К тому же атомы тел, неделимые и сплошные, из которых составляется и в которые разлагается все сложное, необъятно разнообразны по виду, — ибо не может быть, чтобы столько различий возникло из объятного количества одних и тех же видов. В каждом виде количество подобных атомов совершенно беспредельно, но количество разных видов не совершенно беспредельно, а лишь необъятно.[795 — Ср. ниже, Х 56. Если бы количество разных видов атомов было бесконечно, то среди них были бы и очень крупные, видимые глазом; Демокрит это допускал, но Эпикур не допускает, как противоречащее чувствам. Отсюда различение понятий бесконечность (apeiron) и необъятность (aperilepton).] //Ведь он говорит ниже, что внутреннее деление совершается не до бесконечности: такую оговорку он делает, чтобы не подумали, будто раз качества вещей изменчивы, то и по величине атомы отличаются от совершенной бесконечности.//
Движутся атомы непрерывно и вечно// и с равной скоростью, как говорит он ниже,[796 — См. X 61. Вставка интерпретированной схолии, может быть, повлекла выпадение части эпикуровского текста; Биньоне дополняет: «одни находятся в прямом падении, другие в отклонении, третьи в колебании».] — ибо в пустоте одинаково легок ход и для легкого и для тяжелого//: одни — поодаль друг от друга, а другие — колеблясь на месте, если они случайно сцепятся или будут охвачены сцепленными атомами.[797 — Поодаль, т. е. свободно движутся, как в воздухе; сцепятся, как в твердых телах; будут охвачены сцепленными атомами, как жидкости в сосуде (Хикс).] Такое колебание происходит потому, что природа пустоты, разделяющей атомы, неспособна оказать им сопротивление; а твердость, присущая атомам, заставляет их при столкновении отскакивать настолько, насколько сцепление атомов вокруг столкновения дает им простору. Начала этому не было, ибо и атомы и пустота существуют вечно.

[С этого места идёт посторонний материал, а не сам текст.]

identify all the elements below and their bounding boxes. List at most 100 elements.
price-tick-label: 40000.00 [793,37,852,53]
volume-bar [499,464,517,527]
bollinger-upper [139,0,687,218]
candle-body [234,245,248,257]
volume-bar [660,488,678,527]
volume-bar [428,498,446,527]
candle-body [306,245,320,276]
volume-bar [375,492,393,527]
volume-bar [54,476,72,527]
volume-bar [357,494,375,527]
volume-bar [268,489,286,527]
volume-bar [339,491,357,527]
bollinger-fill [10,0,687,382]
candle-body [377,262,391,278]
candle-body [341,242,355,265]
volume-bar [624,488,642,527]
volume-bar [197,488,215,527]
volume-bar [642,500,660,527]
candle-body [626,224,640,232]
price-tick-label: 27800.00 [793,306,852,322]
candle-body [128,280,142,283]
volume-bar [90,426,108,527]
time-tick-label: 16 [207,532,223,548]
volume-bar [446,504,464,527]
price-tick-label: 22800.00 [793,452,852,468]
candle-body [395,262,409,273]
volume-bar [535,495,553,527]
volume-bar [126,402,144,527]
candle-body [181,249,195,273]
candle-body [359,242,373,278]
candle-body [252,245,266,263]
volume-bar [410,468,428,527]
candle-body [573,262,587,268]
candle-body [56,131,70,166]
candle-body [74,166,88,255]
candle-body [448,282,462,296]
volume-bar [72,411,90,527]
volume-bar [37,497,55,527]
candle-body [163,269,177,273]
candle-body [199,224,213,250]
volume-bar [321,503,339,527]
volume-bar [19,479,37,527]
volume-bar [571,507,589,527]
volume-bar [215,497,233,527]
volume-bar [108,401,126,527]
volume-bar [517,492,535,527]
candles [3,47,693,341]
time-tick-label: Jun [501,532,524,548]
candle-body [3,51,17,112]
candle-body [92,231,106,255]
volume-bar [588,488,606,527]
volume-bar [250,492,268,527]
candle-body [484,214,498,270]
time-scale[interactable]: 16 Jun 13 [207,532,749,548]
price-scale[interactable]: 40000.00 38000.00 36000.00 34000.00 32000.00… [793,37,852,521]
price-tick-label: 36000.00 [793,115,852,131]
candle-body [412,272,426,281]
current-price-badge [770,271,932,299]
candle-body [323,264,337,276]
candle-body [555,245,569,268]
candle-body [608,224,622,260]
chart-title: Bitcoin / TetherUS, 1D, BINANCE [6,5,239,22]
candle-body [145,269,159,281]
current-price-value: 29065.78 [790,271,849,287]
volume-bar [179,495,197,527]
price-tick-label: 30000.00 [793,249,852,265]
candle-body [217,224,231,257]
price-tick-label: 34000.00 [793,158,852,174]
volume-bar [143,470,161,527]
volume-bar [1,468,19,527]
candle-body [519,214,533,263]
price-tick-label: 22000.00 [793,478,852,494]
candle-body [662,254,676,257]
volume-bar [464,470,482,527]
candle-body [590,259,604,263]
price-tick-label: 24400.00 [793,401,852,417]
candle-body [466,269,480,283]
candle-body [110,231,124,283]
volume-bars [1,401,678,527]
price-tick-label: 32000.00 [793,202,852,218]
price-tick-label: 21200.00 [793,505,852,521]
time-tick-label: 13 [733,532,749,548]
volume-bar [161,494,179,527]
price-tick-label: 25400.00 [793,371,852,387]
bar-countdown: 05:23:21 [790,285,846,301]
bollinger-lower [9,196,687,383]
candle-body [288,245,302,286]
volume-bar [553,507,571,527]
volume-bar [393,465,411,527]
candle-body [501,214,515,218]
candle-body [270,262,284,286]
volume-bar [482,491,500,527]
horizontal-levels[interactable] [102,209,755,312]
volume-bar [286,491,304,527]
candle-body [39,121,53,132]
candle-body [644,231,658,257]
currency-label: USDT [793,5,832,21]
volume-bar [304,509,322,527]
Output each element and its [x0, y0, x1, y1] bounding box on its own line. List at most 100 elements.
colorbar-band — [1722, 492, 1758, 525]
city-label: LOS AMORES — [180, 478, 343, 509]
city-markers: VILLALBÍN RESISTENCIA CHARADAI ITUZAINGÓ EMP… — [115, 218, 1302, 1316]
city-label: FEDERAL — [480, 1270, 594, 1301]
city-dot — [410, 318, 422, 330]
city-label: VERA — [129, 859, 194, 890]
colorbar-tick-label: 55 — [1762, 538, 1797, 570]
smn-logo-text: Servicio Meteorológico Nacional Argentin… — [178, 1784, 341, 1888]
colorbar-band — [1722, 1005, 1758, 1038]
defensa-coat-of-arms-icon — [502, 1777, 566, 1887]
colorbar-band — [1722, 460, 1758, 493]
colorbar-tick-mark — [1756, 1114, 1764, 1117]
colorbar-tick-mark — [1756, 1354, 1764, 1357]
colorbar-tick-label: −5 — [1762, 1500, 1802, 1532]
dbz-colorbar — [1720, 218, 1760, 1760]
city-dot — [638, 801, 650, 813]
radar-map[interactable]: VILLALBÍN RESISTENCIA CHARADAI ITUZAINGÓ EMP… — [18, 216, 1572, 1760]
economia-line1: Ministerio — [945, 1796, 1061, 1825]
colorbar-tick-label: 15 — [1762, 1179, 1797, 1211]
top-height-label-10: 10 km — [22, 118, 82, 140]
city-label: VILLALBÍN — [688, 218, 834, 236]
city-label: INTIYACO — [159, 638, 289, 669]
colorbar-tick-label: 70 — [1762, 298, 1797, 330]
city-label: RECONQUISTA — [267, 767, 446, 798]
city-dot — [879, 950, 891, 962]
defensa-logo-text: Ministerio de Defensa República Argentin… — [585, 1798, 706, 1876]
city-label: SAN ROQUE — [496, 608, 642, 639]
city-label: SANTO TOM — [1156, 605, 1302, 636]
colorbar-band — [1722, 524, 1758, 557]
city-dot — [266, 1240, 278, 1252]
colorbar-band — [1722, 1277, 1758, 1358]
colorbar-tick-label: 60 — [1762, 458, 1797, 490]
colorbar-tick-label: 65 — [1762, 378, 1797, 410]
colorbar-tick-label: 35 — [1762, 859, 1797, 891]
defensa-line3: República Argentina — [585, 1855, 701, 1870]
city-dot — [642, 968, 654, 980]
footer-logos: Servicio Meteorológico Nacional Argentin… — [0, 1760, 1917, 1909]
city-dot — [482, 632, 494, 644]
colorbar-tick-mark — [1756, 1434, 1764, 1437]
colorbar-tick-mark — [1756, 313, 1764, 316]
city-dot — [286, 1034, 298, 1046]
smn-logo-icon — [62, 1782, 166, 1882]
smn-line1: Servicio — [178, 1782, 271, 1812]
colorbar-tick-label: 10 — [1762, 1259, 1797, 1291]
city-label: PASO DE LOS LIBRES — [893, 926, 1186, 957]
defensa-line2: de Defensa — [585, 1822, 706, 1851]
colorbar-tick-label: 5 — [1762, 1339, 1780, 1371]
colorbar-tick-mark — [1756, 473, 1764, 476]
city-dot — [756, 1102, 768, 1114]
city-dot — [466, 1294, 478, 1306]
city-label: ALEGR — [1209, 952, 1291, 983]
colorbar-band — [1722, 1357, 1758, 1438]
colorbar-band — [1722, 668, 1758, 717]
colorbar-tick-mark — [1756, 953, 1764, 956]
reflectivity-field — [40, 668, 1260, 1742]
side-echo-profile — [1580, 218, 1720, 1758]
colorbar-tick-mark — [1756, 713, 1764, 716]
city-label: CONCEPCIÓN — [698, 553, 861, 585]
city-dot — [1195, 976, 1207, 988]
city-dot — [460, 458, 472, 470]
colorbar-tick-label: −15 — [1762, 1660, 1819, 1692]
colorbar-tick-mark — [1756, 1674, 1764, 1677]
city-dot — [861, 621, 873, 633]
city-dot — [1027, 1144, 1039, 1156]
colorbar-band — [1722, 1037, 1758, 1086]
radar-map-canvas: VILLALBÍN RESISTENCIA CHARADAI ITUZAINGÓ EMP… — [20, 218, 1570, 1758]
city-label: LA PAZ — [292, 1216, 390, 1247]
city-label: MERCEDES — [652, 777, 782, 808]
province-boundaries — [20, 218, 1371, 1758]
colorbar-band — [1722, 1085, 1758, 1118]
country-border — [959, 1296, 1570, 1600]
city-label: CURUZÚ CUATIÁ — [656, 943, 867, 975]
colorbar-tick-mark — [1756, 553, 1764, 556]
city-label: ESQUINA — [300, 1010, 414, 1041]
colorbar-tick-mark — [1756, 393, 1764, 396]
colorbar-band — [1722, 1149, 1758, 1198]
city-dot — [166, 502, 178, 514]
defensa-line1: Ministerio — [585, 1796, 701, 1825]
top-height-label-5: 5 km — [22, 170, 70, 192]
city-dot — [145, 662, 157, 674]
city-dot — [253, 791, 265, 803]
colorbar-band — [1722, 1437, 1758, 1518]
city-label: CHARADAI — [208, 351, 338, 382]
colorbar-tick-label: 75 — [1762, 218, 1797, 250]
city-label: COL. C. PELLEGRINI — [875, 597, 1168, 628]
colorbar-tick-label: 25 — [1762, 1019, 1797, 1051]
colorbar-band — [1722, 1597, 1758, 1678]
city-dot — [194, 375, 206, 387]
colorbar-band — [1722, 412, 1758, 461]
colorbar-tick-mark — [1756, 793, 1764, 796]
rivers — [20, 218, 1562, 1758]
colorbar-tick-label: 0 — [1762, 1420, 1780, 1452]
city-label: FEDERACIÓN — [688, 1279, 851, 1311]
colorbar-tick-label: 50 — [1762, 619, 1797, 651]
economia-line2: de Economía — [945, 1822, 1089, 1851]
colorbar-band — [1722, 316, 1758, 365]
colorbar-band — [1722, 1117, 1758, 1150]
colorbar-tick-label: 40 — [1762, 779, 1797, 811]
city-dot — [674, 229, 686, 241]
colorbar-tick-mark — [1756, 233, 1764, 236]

//Ниже он говорит,[798 — X 54–56.] что атомы не имеют никаких иных свойств, кроме вида, величины и веса; что до цвета, то он меняется в зависимости от положения атомов, как сказано в «Двенадцати основах». Величина для атомов возможна не всякая; так, никакой атом не доступен чувству зрения.//
Напомнив обо всем этом столь длинною речью, мы представляем достаточный очерк наших соображений о природе сущего.
Далее, миры бесчисленны, и некоторые схожи с нашим, а некоторые несхожи. В самом деле, так как атомы бесчисленны (как только что показано), они разносятся очень и очень далеко, ибо такие атомы, из которых мир возникает или от которых творится, не расходуются полностью ни на один мир, ни на ограниченное число их, схожих ли с нашим или несхожих. Стало быть, ничто не препятствует бесчисленности миров.